Em briga de mulher com mulher…

Descubram por si mesmos, por conta desta pitoresca sentença…

JUSTIÇA DE PRIMEIRO GRAU – COMARCA DE DIVINÓPOLIS/MG
3º JUIZ DA UNIDADE JURISDICIONAL DO JUIZADO ESPECIAL

Processo: 0123815-24.2011.8.13.0223
Parte autora: M.J.C.
Parte ré: E.P.S.

EMENTA: Briga de mulher por causa de homem. Invasão de domicílio. Surra com muitas escoriações, unhadas, socos, puxões de cabelo e ameaças posteriores. Fato provado nos mínimos detalhezinhos sórdidos. Agressor que mesmo na presença dos policiais, após o quiproquó, disse que ainda não terminou o serviço e que vai continuar a agredir a vítima, se ela tentar roubar seu namorado. Sujeito do desejo ardente das duas mulheres que afirma em juízo ser solteiro, amante das duas, mas que não pretende compromisso sério com nenhuma delas e que saiu de fininho, quando a baixaria começou, pois não queria rolo para o seu lado. Tempos modernos. Indenização por danos morais devida. Recomendação que se faz ao agente disputado, em razão do aspecto pedagógico das sentenças. Pedido julgado procedente.

SENTENÇA

Vistos etc.
A M.J.C. procurou a Justiça para reclamar da E.P.S.. Disse ter levado uma surra da requerida, com puxão de cabelo e unhada e tudo o mais que a gente imagina de briga de mulher briguenta, dentro de sua própria casa, invadida por ela só porque ela estava com o Nilson, no bem bom, fato que desagradou a agressora. Quer seus “danos morais” e não tem conversa de conciliação não. Chega de perda de tempo.
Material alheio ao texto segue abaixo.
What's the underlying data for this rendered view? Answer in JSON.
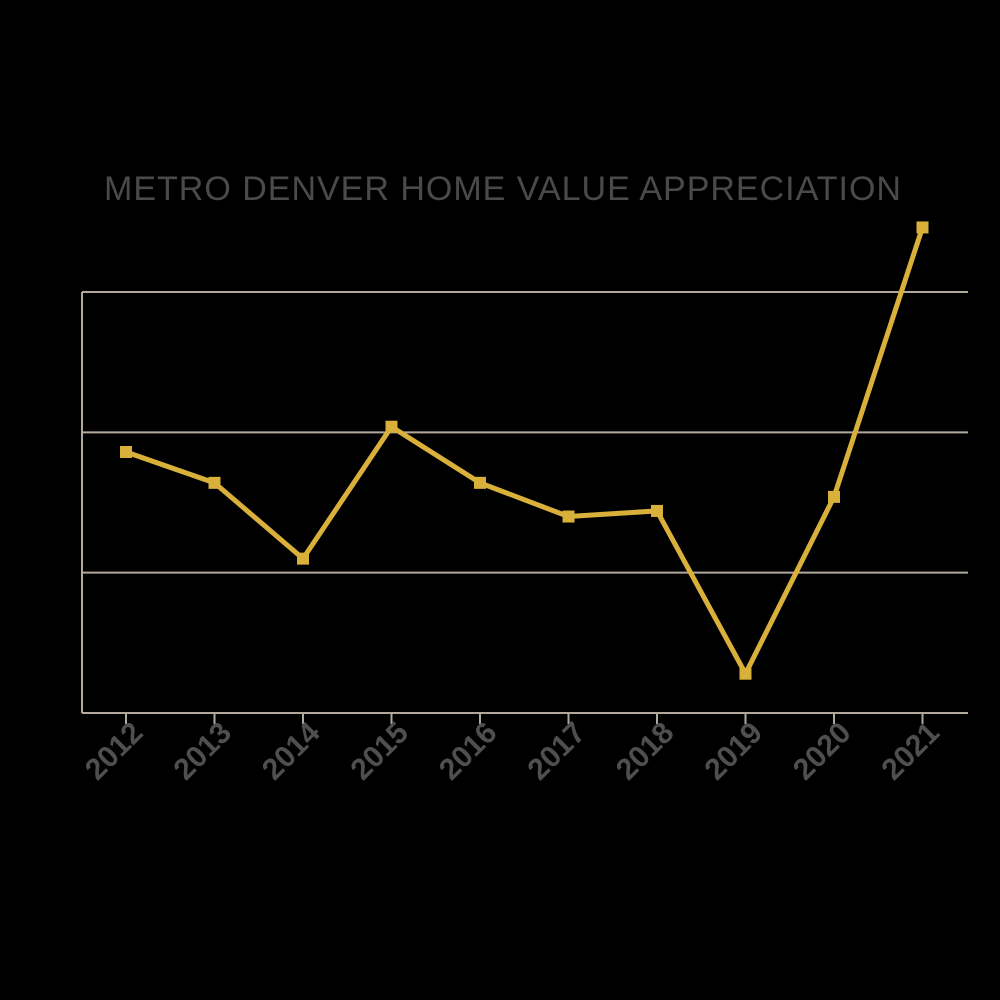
{
  "chart_data": {
    "type": "line",
    "title": "METRO DENVER HOME VALUE APPRECIATION",
    "xlabel": "",
    "ylabel": "",
    "categories": [
      "2012",
      "2013",
      "2014",
      "2015",
      "2016",
      "2017",
      "2018",
      "2019",
      "2020",
      "2021"
    ],
    "series": [
      {
        "values": [
          9.3,
          8.2,
          5.5,
          10.2,
          8.2,
          7.0,
          7.2,
          1.4,
          7.7,
          17.3
        ]
      }
    ],
    "ylim": [
      0,
      15
    ],
    "grid": true,
    "gridlines": [
      5,
      10,
      15
    ],
    "legend": "none",
    "colors": {
      "background": "#000000",
      "line": "#d9b03a",
      "grid": "#b3a89c",
      "axis": "#b3a89c",
      "title": "#4a4a4a",
      "tick_label": "#4f4f4f"
    }
  }
}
A E.P.S., esperta, veio acompanhada de advogada porque percebeu que a coisa não está boa para ela não. E a Doutora advogada já despejou logo uma preliminar de inépcia da inicial e citou muita doutrina e jurisprudência para demonstar queno mérito a autora não tem razão, porque houve agressões recíprocas e veio até citando ensinamentos de Ada Pelegrini Grinover e Maria Helena Diniz e Clayton Reis e Carlos Alberto Bittar e Yussef Said Cahali e S. J. de Assis Neto e de um outro tantão de Desembargadores mineiros e gaúchos. Gente graúda de sapiência que costuma escrever tratados de dano moral, de três ou quatro volumes de mil páginas cada um, ensinando a gente como resolver problemas de mulheres briguentas, de puxões de cabelo, de unhadas etc. A defesa mesma é verdadeira compilação da enciclopédia brasileira do dano moral. E fez pedido contraposto, porque triângulo amoroso gera descontentamento, desgraça e amargura… O lado de lá do triângulo é que deve suportar esse ônus.
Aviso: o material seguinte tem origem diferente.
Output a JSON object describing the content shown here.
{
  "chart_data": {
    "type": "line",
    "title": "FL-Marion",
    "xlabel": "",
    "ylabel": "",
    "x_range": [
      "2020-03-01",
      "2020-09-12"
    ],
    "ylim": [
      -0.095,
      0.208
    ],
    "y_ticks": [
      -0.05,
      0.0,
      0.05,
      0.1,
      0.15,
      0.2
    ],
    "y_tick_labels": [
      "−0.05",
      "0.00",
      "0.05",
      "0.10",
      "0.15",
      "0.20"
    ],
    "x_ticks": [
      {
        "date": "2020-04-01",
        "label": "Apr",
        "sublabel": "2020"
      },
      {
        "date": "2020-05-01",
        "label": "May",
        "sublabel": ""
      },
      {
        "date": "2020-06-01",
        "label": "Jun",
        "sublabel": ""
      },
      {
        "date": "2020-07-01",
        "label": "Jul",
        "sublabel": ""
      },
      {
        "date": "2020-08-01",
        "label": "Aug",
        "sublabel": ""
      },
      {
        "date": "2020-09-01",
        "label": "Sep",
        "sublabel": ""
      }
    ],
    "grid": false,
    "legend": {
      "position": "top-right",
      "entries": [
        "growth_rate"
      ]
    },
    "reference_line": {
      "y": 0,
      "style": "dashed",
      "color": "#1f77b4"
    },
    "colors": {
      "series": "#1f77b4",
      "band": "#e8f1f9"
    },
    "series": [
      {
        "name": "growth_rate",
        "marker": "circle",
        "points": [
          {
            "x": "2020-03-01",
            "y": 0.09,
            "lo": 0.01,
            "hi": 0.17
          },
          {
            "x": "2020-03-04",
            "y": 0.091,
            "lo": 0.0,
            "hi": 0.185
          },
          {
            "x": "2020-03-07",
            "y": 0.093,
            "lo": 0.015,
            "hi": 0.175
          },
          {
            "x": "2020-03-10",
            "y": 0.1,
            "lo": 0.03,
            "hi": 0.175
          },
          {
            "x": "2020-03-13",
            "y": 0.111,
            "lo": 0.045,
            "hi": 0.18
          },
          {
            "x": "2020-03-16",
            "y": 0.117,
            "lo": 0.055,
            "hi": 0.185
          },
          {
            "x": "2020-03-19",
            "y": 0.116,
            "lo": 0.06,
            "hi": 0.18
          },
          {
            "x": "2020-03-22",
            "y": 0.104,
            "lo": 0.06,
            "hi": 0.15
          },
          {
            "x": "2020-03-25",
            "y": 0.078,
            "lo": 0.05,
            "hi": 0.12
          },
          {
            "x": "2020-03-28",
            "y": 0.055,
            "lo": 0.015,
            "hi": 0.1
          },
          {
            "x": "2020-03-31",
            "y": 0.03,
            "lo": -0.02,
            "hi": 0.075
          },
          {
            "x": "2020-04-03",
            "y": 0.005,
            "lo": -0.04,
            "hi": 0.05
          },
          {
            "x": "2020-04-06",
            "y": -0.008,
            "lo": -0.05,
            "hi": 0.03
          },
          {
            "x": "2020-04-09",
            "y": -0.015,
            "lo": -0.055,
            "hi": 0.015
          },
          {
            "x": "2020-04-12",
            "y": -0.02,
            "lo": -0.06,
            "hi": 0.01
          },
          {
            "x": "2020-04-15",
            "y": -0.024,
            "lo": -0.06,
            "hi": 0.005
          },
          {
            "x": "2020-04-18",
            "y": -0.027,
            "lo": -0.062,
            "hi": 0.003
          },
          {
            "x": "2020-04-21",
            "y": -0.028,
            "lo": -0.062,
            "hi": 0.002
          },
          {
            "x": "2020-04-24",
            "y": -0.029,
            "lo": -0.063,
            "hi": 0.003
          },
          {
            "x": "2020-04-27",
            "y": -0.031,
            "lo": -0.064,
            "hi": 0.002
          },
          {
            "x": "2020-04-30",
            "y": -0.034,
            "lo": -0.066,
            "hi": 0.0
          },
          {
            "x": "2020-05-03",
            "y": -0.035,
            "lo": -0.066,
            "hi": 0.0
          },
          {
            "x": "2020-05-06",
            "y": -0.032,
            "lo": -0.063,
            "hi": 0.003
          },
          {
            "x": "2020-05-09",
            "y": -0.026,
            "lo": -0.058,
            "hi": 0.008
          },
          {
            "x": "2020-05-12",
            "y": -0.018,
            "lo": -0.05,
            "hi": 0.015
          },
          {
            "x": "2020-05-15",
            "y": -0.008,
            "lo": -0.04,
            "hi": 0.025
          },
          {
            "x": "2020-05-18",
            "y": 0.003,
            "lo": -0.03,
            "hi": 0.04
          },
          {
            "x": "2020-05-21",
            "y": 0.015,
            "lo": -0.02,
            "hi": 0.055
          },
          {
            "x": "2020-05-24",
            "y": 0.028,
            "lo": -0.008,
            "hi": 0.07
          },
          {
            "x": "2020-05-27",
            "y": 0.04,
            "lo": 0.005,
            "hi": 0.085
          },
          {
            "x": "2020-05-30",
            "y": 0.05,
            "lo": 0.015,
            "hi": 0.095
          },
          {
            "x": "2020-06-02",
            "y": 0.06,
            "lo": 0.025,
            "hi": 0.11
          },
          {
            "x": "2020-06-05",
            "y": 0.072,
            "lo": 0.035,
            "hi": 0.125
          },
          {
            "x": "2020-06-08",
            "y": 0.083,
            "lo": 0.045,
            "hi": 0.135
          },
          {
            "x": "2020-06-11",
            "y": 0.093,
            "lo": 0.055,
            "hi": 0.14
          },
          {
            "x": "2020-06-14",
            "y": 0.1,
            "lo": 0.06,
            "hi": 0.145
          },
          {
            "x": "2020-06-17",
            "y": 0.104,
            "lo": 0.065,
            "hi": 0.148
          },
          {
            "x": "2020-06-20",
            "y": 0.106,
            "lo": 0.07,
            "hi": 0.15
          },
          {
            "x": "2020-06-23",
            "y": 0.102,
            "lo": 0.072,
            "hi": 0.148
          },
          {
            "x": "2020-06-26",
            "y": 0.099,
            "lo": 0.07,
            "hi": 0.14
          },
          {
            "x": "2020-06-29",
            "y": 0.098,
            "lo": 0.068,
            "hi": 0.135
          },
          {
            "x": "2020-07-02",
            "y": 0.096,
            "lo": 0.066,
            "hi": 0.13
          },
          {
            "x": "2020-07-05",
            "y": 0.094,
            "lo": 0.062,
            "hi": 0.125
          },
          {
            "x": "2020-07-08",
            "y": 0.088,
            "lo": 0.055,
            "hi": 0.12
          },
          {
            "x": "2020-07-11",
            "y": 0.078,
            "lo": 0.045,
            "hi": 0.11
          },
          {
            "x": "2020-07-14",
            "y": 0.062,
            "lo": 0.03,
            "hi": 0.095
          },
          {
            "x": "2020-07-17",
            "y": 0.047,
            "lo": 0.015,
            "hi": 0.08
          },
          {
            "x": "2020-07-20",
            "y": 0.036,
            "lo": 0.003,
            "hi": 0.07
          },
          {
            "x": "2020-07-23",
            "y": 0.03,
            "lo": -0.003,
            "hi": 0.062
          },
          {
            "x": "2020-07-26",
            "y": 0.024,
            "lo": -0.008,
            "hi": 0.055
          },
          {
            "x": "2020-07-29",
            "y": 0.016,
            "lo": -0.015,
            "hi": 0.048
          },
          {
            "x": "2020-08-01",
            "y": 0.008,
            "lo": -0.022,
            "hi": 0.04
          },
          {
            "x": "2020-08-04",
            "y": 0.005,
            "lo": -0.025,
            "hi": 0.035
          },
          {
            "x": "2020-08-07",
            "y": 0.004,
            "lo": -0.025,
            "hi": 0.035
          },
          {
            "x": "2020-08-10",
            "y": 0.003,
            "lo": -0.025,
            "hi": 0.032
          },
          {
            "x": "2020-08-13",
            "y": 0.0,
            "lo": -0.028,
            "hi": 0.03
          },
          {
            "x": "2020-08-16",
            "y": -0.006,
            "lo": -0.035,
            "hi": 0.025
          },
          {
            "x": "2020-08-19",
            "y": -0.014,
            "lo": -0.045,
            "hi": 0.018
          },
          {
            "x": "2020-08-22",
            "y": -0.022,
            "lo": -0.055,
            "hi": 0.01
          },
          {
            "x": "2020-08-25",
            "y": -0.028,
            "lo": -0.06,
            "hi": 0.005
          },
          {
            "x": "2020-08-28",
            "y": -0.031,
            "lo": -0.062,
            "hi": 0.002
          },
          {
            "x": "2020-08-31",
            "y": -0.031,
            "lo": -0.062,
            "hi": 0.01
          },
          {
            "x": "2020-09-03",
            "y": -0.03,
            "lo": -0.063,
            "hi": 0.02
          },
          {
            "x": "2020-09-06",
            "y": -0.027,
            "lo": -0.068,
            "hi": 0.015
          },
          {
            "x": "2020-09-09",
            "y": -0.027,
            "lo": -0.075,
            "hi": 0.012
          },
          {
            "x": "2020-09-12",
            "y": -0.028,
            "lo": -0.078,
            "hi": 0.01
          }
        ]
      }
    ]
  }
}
Na Audiência de Instrução e Julgamento sobrou espinho pontiagudo e venenoso pra tudo que é lado, menos pro lado do Nilson, que veio sorridente, feliz da vida, senhor das moças lá do Halim Souki. Os olhos das duas se encheram de alegria e esfuziante contentamento com a chegada dele na sala. Dava gosto de ver os olhos delas duas. Ninguém nem queria ouvir o magistrado, que só queria trazer um pouco de paz na vida das moças. Todo mundo só esperando acabar os depoimentos para ouvir a sentença.

Então, passo a julgar o causo da disputa pelo Nilson, que foi mesmo na unhada.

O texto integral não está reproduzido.